Хароныч запнулся, чтобы перевести дух. Ему было тяжело говорить, но Копченый понимал, что он – единственное существо, которому дворецкий может и хочет излить душу, а потому не прерывал монолог, ожидая окончания истории.

– Я понял, – продолжал, передохнув, Хароныч. – Что если я упрячу эту девушку за решетку вместе с остальными, окончательно разрушу ей жизнь. То, что она решилась сбежать из этого злополучного места и позвонить матери, уже говорила об ее раскаянии и неописуемом страхе. Теперь я мог обречь ее на продолжение этого страха еще на долгие годы… Но совесть все же не позволила. Я дал распоряжение подчиненным, чтобы они отвезти всю эту шваль в отделение, и объяснил, что с девушкой разберусь сам, выдав ее за обычную свидетельницу. Я отвез ее к матери – более нежной и сострадательной сцены, чем их встреча, я никогда не видел. До сих пор та сцена иногда всплывает в моей памяти, и если бы я еще умел плакать, непременно разревелся бы. Амалия, как оказалось, работала реставратором икон. Такая работа очень органично сочеталась с ее образом – она будто призвана заниматься чем-то возвышенным и благородным. Жаль только, что это не отразилось на ее семейном положении – мужа у нее никогда не было, а дочь, Наташа, если бы не я, сейчас хлебала бы баланду в какой-нибудь бабской колонии… Я выяснил, что, Наташу когда-то давно чуть не совратил священник одной из церквей, которую Амалия с дочерью иногда посещали по праздникам. Видимо, это и подтолкнуло девочку к поиску альтернативных религиозных учений, на свою голову. Но, слава Богу, все позади – сейчас она учится в престижном университете и не любит вспоминать эту историю. А Амалия… Тоже прониклась мной. Не знаю, что во мне нашла, но хочется верить, что это не банальная услуга за спасение единственного чада.

– Извини, что прерываю, но как же все-таки ты попал сюда, в «Черный лебедь»? Мне сложно представить человека с таким житейским багажом, кормящим кота психанутого богатого ученого?

– Все проще, чем кажется. История с моим своевольным поступком все же всплыла еще до закрытия дела. Тот парень – мой коллега, который и обнаружил Наташу – скорее всего, донес на меня руководству. Он всегда отличался особой завистью и гаденьким характером, но я держал его из-за профессионализма, в котором ему не откажешь.
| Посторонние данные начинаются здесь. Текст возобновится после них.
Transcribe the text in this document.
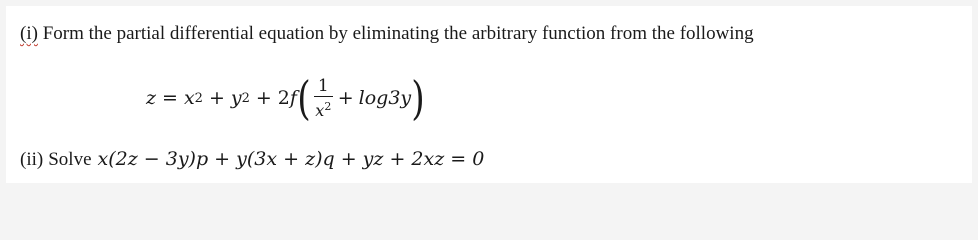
(i) Form the partial differential equation by eliminating the arbitrary function from the following
z = x 2 + y 2 + 2 f ( $\frac{1}{x^2} + \log 3y$ )
(ii) Solve x(2z − 3y)p + y(3x + z)q + yz + 2xz = 0
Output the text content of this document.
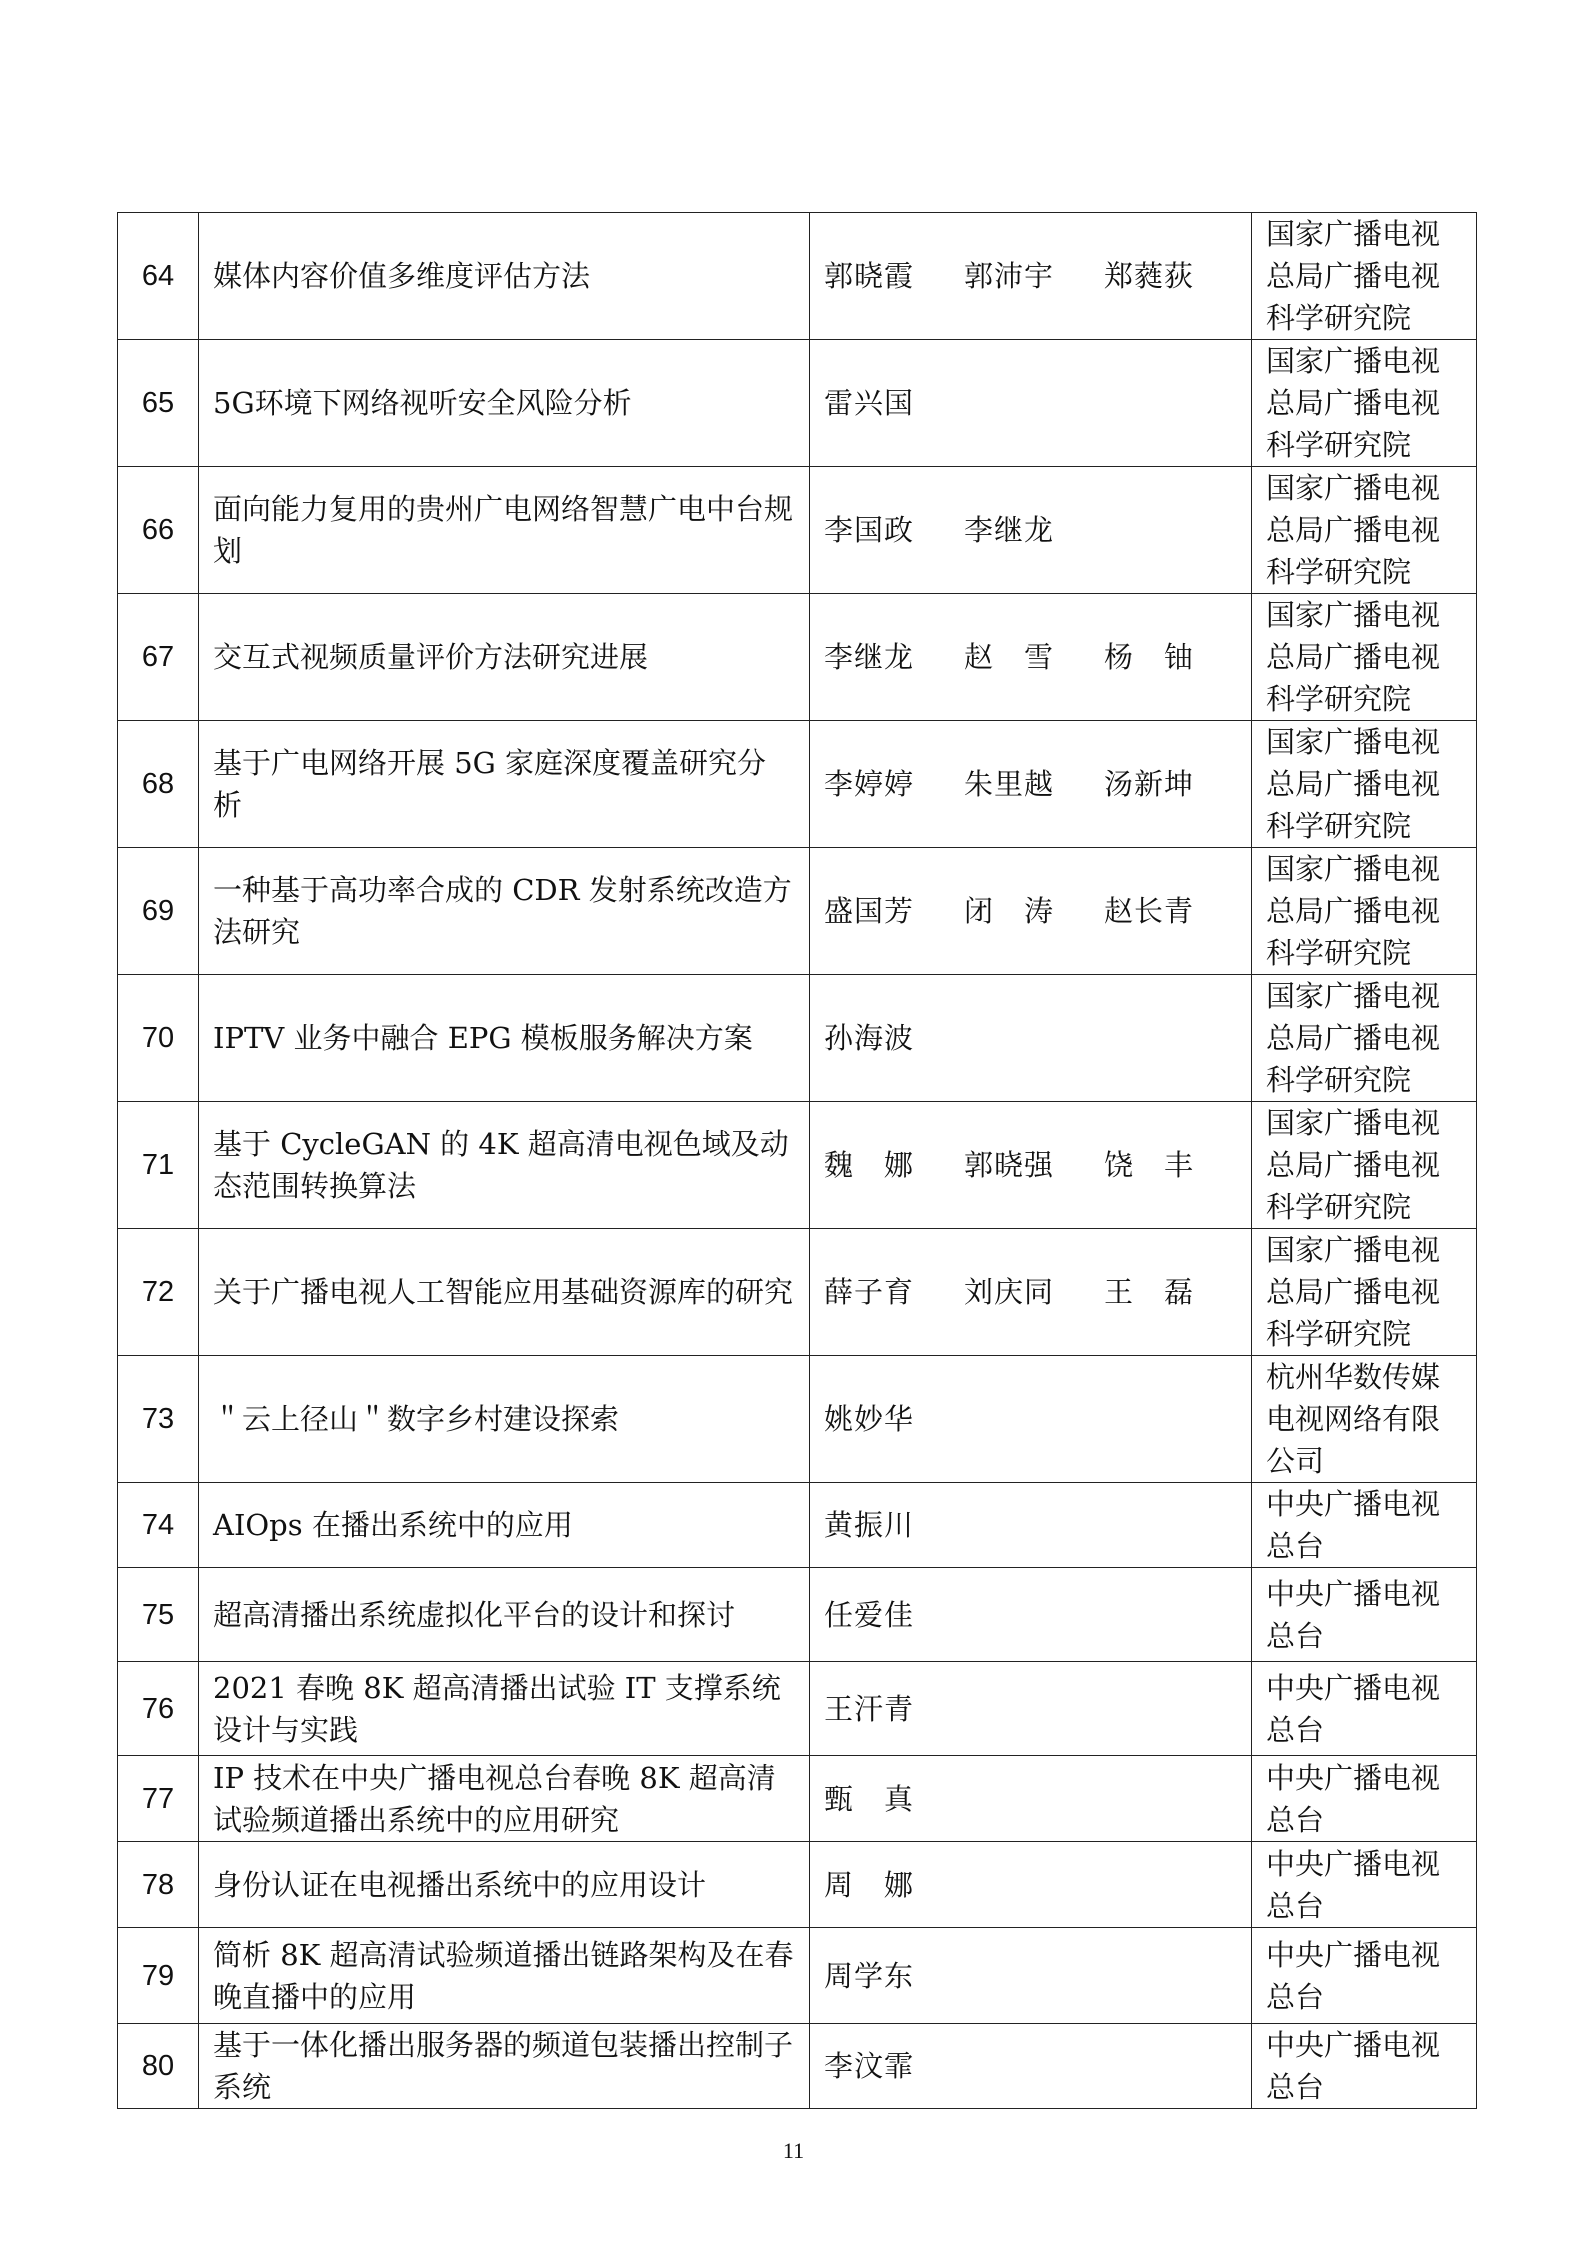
64	媒体内容价值多维度评估方法	郭晓霞 郭沛宇 郑蕤荻	国家广播电视总局广播电视科学研究院
65	5G环境下网络视听安全风险分析	雷兴国	国家广播电视总局广播电视科学研究院
66	面向能力复用的贵州广电网络智慧广电中台规划	李国政 李继龙	国家广播电视总局广播电视科学研究院
67	交互式视频质量评价方法研究进展	李继龙 赵　雪 杨　铀	国家广播电视总局广播电视科学研究院
68	基于广电网络开展 5G 家庭深度覆盖研究分析	李婷婷 朱里越 汤新坤	国家广播电视总局广播电视科学研究院
69	一种基于高功率合成的 CDR 发射系统改造方法研究	盛国芳 闭　涛 赵长青	国家广播电视总局广播电视科学研究院
70	IPTV 业务中融合 EPG 模板服务解决方案	孙海波	国家广播电视总局广播电视科学研究院
71	基于 CycleGAN 的 4K 超高清电视色域及动态范围转换算法	魏　娜 郭晓强 饶　丰	国家广播电视总局广播电视科学研究院
72	关于广播电视人工智能应用基础资源库的研究	薛子育 刘庆同 王　磊	国家广播电视总局广播电视科学研究院
73	＂云上径山＂数字乡村建设探索	姚妙华	杭州华数传媒电视网络有限公司
74	AIOps 在播出系统中的应用	黄振川	中央广播电视总台
75	超高清播出系统虚拟化平台的设计和探讨	任爱佳	中央广播电视总台
76	2021 春晚 8K 超高清播出试验 IT 支撑系统设计与实践	王汗青	中央广播电视总台
77	IP 技术在中央广播电视总台春晚 8K 超高清试验频道播出系统中的应用研究	甄　真	中央广播电视总台
78	身份认证在电视播出系统中的应用设计	周　娜	中央广播电视总台
79	简析 8K 超高清试验频道播出链路架构及在春晚直播中的应用	周学东	中央广播电视总台
80	基于一体化播出服务器的频道包装播出控制子系统	李汶霏	中央广播电视总台
11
Думаю, что он решил сдать меня, чтобы занять мое место. А может решил, что я воспользовался служебным положением и отымел ее в парке втихаря от всех. Не знаю. Но в любом случае, меня поперли из ГБОСа очень шустро – я даже не успел опомниться, как оказался изгоем. А того парня повысить так и не успели – он вскоре погиб в перестрелке. Карма, как сказали бы индусы. После этого я долго искал, чем себя занять, пока мой школьный товарищ и твой хозяин не предложил мне работу. Его дела как раз достигли пика, а мои – полного дна, поэтому мы удачно дополняли друг друга. Хотя мы еще в школе были полной противоположностью друг друга: я – серьезный и флегматичный, он – дерзкий и экспрессивный. Но, по законам физики, именно это несоответствие нас и сближало. И тогда, и сейчас, спустя много лет и массу пережитых событий.

– А я всегда удивлялся, почему вы такие разные и при этом так близки друг другу.

– Да, это и для нас было загадкой, говоря откровенно.

– А почему ты не стал жить вместе с Амалией, а приглашал ее в особняк, и то втайне от хозяина?

– Видишь ли, после увольнения я сильно замкнулся в себе… Необходим был период осознания произошедшего и поиска новых жизненных ориентиров, а сделать это я мог только в одиночестве. При всем уважении к Амалии, бывают периоды в судьбе, когда присутствие женщины может только навредить. Я хотел начать жить с чистого листа, поэтому предпочел пустоту – и внутреннюю, и внешнюю. Но затем, как только смог, я снова стал пускать ее в свою душу – небольшими порциями. Примерно, как поедают изысканный деликатес, чтобы лучше прочувствовать его неповторимость. И Амалия поняла меня и простила, что лишний раз подтверждает ее удивительный характер и интеллект.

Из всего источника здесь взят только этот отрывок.